As with any pursuit, the best preparation will focus on building a solid foundation. That means developing a close familiarity with the material and calculations you’ll face in case studies as well as learning to form and articulate conclusions based on limited information.
This guide was designed to provide that sort of preparation. First and foremost it offers instruction and practice in the type of math that underlies these interviews. Then, with the accompanying cases you will break down and solve actual interview questions.
Many smart candidates botch case interviews simply because they’re unused to performing mental or back of the envelope math. Fortunately, these are easy skills to learn. For the type of math you’ll do in case interviews, semi-regular practice with this guide over a handful of weeks will be more than sufficient.
Each of the lessons in this guide focuses on a type of calculation you will make in interviews.
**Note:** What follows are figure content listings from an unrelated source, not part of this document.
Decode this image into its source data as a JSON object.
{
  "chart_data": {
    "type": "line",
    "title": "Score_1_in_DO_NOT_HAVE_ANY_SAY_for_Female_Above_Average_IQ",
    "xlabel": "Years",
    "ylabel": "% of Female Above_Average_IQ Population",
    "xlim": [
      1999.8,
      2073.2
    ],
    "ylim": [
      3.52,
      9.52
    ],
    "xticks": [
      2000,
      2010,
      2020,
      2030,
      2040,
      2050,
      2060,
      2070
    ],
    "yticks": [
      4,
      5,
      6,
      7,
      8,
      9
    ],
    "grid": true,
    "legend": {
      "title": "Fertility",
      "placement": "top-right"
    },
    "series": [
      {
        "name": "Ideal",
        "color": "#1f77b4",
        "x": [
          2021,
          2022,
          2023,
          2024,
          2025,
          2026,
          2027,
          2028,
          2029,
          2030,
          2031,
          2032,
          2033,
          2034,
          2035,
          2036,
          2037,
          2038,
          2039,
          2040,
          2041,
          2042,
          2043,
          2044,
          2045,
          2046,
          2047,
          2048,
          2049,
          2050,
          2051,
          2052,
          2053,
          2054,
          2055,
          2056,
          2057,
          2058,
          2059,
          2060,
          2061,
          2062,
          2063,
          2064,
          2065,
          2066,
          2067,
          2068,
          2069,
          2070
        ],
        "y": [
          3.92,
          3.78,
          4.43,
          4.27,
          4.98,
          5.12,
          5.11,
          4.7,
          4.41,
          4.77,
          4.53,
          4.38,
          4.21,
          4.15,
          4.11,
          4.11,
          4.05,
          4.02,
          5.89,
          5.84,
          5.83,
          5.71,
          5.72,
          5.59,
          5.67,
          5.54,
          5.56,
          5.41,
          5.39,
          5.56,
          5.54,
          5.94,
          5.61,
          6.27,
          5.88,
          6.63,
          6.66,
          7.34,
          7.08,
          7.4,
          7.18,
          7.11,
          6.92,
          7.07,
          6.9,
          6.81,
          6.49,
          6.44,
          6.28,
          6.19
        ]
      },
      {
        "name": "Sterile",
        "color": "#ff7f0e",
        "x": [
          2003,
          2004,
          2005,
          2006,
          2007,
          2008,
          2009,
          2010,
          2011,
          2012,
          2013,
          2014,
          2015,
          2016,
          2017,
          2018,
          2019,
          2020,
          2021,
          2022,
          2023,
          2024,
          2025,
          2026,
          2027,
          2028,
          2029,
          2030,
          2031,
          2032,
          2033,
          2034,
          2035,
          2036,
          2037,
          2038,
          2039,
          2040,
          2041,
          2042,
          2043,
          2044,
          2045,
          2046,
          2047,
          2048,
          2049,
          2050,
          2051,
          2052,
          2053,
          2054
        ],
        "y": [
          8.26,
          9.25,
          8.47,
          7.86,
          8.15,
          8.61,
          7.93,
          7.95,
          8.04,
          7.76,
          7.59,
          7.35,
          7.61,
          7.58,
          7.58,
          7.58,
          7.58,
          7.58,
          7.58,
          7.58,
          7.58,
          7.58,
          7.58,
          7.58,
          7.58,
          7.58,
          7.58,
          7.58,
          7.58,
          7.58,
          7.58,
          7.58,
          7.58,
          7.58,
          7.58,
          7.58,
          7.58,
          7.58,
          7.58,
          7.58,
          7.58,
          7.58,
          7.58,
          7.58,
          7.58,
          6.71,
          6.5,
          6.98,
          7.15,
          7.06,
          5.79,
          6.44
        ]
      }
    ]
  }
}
This review draws on existing literature covering mental and rapid calculation, but the lessons are heavily adapted to suit the kind of math found in case studies, where reasonable estimation is valued over minute precision.
As noted earlier, you must also become comfortable forming and articulating conclusions with limited information. The notion that good responses can be memorized is nonsensical. Engineers will see different solutions than will MBAs; what matters is the worth and articulation of the idea. This sort of extemporization takes some getting used to. If our guide cannot offer feedback, it can at least offer practice. Scattered through the accompanying cases are open-ended questions with sample responses.
Ultimately the purpose of this guide is not to supplant practice with a partner, but to complement it. In this guide are the base set of skills and knowledge - primarily math related - that will help you feel at ease in your interview. It’s true that being able to do the math quickly and easily doesn’t make you any smarter, but it will foster confidence and free up your thoughts to focus on the real substance of the case.